In answers to questions on notice from senate estimates, the peak geoscientific research agency said it had now implemented all the Australian Signals Directorate’s top four controls.
“Systems have been implemented addressing the mandatory controls of application whitelisting, patching operating systems, patching applications and restricting administrative privileges,” it said.
The upgrades have taken place since March 2019 as part of the agency’s security improvement program, which began in the wake of a damning 2018 review by the national auditor.
The audit found the agency to have failed to implement any of the top four controls, with application whitelisting and application patching highlighted as particularly immature.
“Geoscience Australia was assessed as vulnerable, with a high level of exposure and opportunity for external attacks and internal breaches and unauthorised disclosures of information,” the 2018 audit report stated.
One particularly damning finding was that critical application patching was in some instances taking up to 30 days to install critical patches – where the current requirement is 48 hours.
But “substantial improvements to Geoscience Australia’s cyber resilience” have been delivered since the security improvement program began, the agency said.
The improvements are the result of a $5.1 million internal investment in the cyber security program, which has cost the agency $3.7 million to date.
Geoscience is now working to have all essential eight cyber mitigation strategies in place, which it said is currently “on track for completion by June 2020” - in line with its original estimate.
The agency has also implemented an “increased monitoring capability” to give it “visibility of compliance relating to the mandatory controls as well as detecting suspicious cyber activity”.
The agency is the latest in a long line of agencies to reach compliance with the Australian Signals Directorate’s top four cyber mitigation strategies after review by the national auditor.

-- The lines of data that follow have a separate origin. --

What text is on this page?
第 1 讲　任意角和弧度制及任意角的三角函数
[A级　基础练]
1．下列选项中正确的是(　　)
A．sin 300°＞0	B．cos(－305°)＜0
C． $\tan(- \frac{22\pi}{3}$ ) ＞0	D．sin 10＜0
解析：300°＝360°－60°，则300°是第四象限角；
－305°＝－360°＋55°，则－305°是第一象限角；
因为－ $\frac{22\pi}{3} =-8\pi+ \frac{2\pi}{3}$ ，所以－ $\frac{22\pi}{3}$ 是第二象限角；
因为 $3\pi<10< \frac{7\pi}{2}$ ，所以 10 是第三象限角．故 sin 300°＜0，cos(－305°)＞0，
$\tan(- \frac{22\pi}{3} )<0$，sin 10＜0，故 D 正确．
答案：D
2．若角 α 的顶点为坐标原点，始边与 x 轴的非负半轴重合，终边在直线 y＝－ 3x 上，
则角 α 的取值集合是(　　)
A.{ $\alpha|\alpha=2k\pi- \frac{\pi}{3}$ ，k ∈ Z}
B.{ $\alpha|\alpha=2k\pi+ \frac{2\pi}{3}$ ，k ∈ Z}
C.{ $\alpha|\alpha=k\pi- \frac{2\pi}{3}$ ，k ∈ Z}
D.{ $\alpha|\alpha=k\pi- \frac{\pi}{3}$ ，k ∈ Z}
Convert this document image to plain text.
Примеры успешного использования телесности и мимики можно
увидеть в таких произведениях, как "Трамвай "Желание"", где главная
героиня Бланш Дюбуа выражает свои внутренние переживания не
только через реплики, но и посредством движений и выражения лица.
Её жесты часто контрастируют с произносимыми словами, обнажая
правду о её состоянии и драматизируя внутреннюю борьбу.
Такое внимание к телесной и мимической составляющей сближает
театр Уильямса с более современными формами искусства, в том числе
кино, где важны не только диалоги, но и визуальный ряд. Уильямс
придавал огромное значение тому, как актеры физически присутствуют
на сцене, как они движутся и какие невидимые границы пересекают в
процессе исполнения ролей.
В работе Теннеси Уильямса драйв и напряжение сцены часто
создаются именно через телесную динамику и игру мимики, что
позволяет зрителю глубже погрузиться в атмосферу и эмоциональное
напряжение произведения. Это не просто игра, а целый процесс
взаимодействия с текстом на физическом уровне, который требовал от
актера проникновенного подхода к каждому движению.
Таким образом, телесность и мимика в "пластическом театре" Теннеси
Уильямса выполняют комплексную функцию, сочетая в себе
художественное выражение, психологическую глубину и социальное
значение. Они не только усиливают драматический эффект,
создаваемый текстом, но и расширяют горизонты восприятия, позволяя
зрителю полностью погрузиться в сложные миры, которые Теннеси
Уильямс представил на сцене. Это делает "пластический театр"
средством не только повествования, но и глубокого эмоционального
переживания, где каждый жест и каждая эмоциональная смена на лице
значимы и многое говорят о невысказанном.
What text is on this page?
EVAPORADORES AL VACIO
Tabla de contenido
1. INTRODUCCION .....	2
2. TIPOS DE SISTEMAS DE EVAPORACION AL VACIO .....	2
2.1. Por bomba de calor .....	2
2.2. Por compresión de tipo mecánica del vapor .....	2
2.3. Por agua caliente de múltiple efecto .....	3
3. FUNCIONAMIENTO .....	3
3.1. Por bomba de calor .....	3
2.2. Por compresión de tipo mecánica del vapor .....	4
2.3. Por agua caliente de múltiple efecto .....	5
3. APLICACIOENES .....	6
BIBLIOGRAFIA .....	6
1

These include the Australia Taxation Office, which was found to be only partially compliant with the top four in a 2017 audit.
While the top four have been mandatory for non-corporate Commonwealth entities (NCCEs) for the past seven years, most agencies are still struggling to fully-implement the controls.

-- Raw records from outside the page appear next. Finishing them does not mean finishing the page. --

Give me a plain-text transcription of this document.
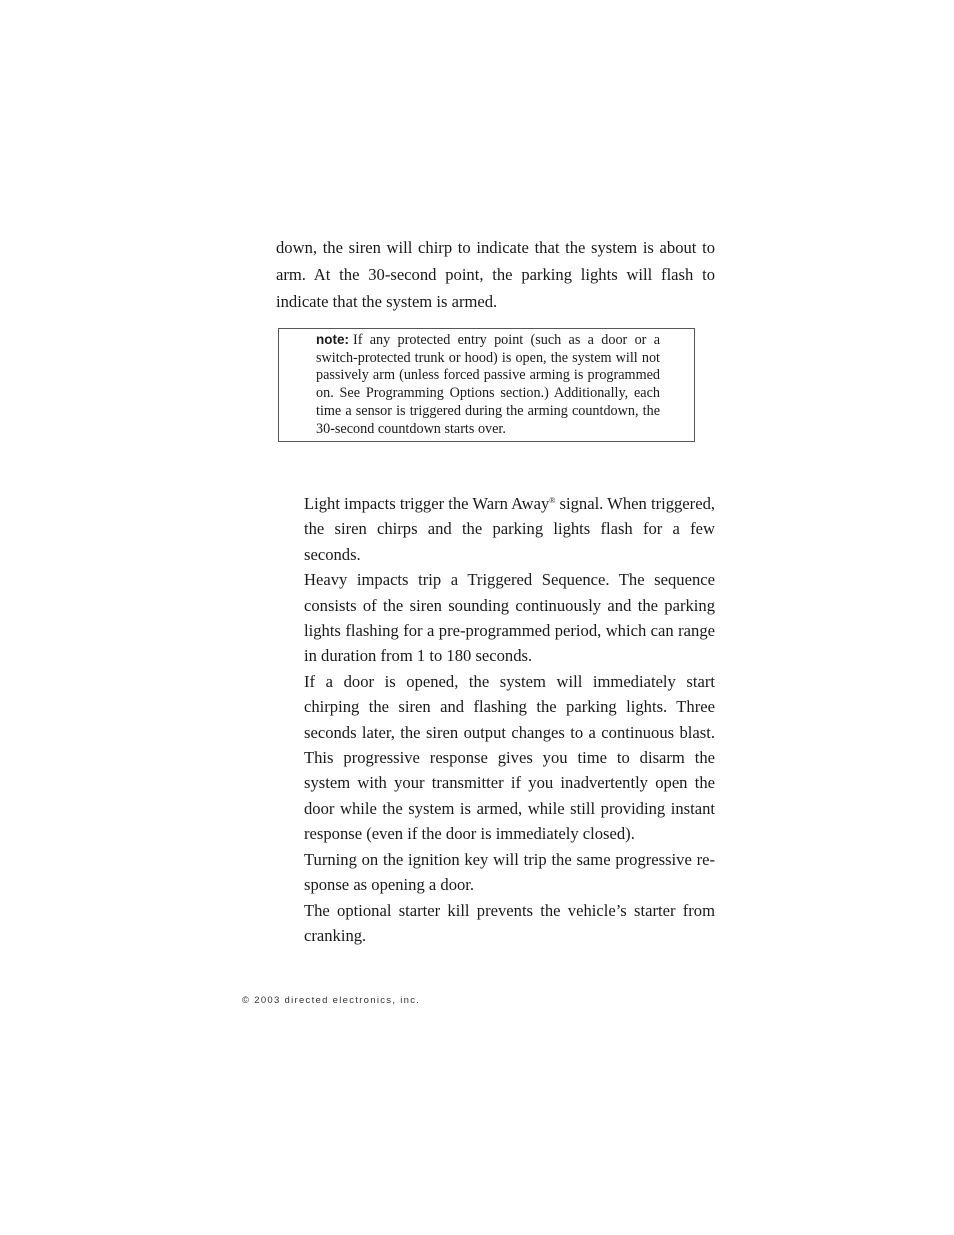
down, the siren will chirp to indicate that the system is about to arm. At the 30-second point, the parking lights will flash to indicate that the system is armed.

note: If any protected entry point (such as a door or a switch-protected trunk or hood) is open, the system will not passively arm (unless forced passive arming is programmed on. See Programming Options section.) Additionally, each time a sensor is triggered during the arming countdown, the 30-second countdown starts over.

Light impacts trigger the Warn Away® signal. When triggered, the siren chirps and the parking lights flash for a few seconds.

Heavy impacts trip a Triggered Sequence. The sequence consists of the siren sounding continuously and the parking lights flashing for a pre-programmed period, which can range in duration from 1 to 180 seconds.

If a door is opened, the system will immediately start chirping the siren and flashing the parking lights. Three seconds later, the siren output changes to a continuous blast. This progressive response gives you time to disarm the system with your transmitter if you inadvertently open the door while the system is armed, while still providing instant response (even if the door is immediately closed).

Turning on the ignition key will trip the same progressive response as opening a door.

The optional starter kill prevents the vehicle’s starter from cranking.

© 2003 directed electronics, inc.
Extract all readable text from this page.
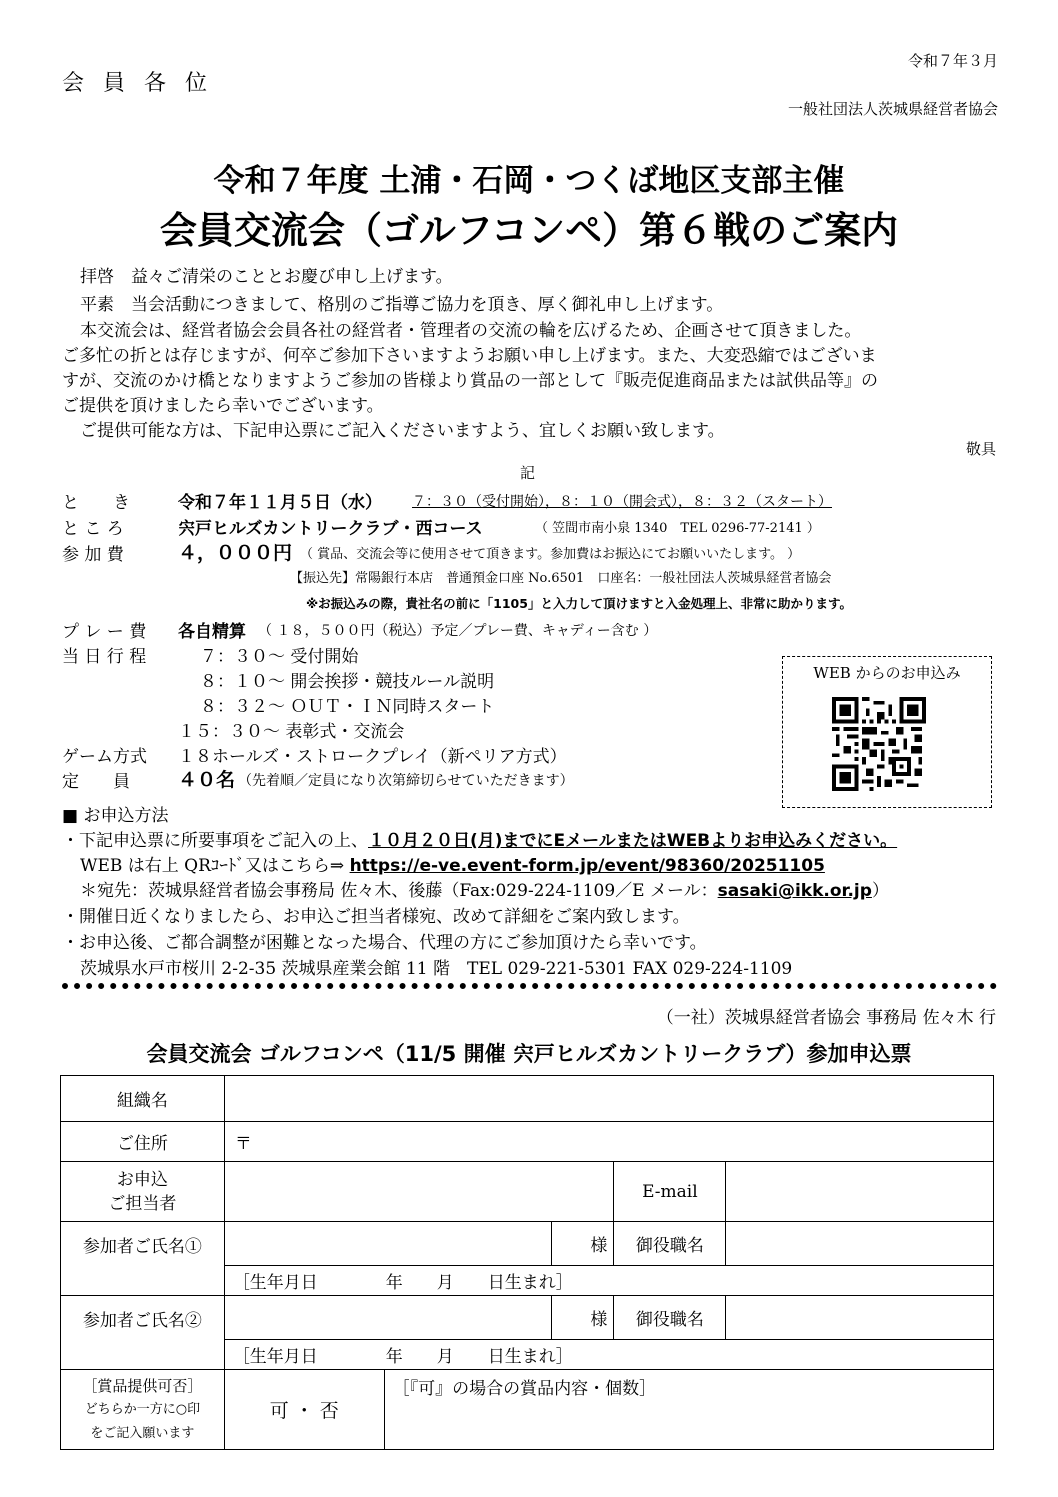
令和７年３月
会 員 各 位
一般社団法人茨城県経営者協会
令和７年度 土浦・石岡・つくば地区支部主催
会員交流会（ゴルフコンペ）第６戦のご案内
拝啓　益々ご清栄のこととお慶び申し上げます。
平素　当会活動につきまして、格別のご指導ご協力を頂き、厚く御礼申し上げます。
本交流会は、経営者協会会員各社の経営者・管理者の交流の輪を広げるため、企画させて頂きました。
ご多忙の折とは存じますが、何卒ご参加下さいますようお願い申し上げます。また、大変恐縮ではございま
すが、交流のかけ橋となりますようご参加の皆様より賞品の一部として『販売促進商品または試供品等』の
ご提供を頂けましたら幸いでございます。
ご提供可能な方は、下記申込票にご記入くださいますよう、宜しくお願い致します。
敬具
記
と　　き	令和７年１１月５日（水） ７：３０（受付開始），８：１０（開会式），８：３２（スタート）
と こ ろ	宍戸ヒルズカントリークラブ・西コース	（ 笠間市南小泉 1340　TEL 0296-77-2141 ）
参 加 費	４，０００円 （ 賞品、交流会等に使用させて頂きます。参加費はお振込にてお願いいたします。 ）
【振込先】常陽銀行本店　普通預金口座 No.6501　口座名：一般社団法人茨城県経営者協会
※お振込みの際，貴社名の前に「1105」と入力して頂けますと入金処理上、非常に助かります。
プ レ ー 費 各自精算 （ １８，５００円（税込）予定／プレー費、キャディー含む ）
当 日 行 程	７：３０～ 受付開始
８：１０～ 開会挨拶・競技ルール説明
８：３２～ ＯＵＴ・ＩＮ同時スタート
１５：３０～ 表彰式・交流会
ゲーム方式 １８ホールズ・ストロークプレイ（新ペリア方式）
定　　員	４０名 （先着順／定員になり次第締切らせていただきます）
WEB からのお申込み
■ お申込方法
・下記申込票に所要事項をご記入の上、１０月２０日(月)までにEメールまたはWEBよりお申込みください。
WEB は右上 QRｺｰﾄﾞ又はこちら⇒ https://e-ve.event-form.jp/event/98360/20251105
＊宛先：茨城県経営者協会事務局 佐々木、後藤（Fax:029-224-1109／E メール：sasaki@ikk.or.jp）
・開催日近くなりましたら、お申込ご担当者様宛、改めて詳細をご案内致します。
・お申込後、ご都合調整が困難となった場合、代理の方にご参加頂けたら幸いです。
茨城県水戸市桜川 2-2-35 茨城県産業会館 11 階　TEL 029-221-5301 FAX 029-224-1109
（一社）茨城県経営者協会 事務局 佐々木 行
会員交流会 ゴルフコンペ（11/5 開催 宍戸ヒルズカントリークラブ）参加申込票
組織名					
ご住所	〒				
お申込
ご担当者				E-mail	
参加者ご氏名①			様	御役職名	
	［生年月日　　　　年　　月　　日生まれ］				
参加者ご氏名②			様	御役職名	
	［生年月日　　　　年　　月　　日生まれ］				
［賞品提供可否］
どちらか一方に○印
をご記入願います	可 ・ 否	［『可』の場合の賞品内容・個数］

More than 70 percent of agencies reported below baseline levels of maturity last year, continuing a worrying trend first revealed by the national auditor three years ago.
Shadow Assistant Minister for Cyber Security Tim Watts at a cyber security inquiry this week called for greater accountability around top four and essential eight compliance.
Numerous agencies have recently declined to publicly report their level of compliance due to implications that might have on cyber security.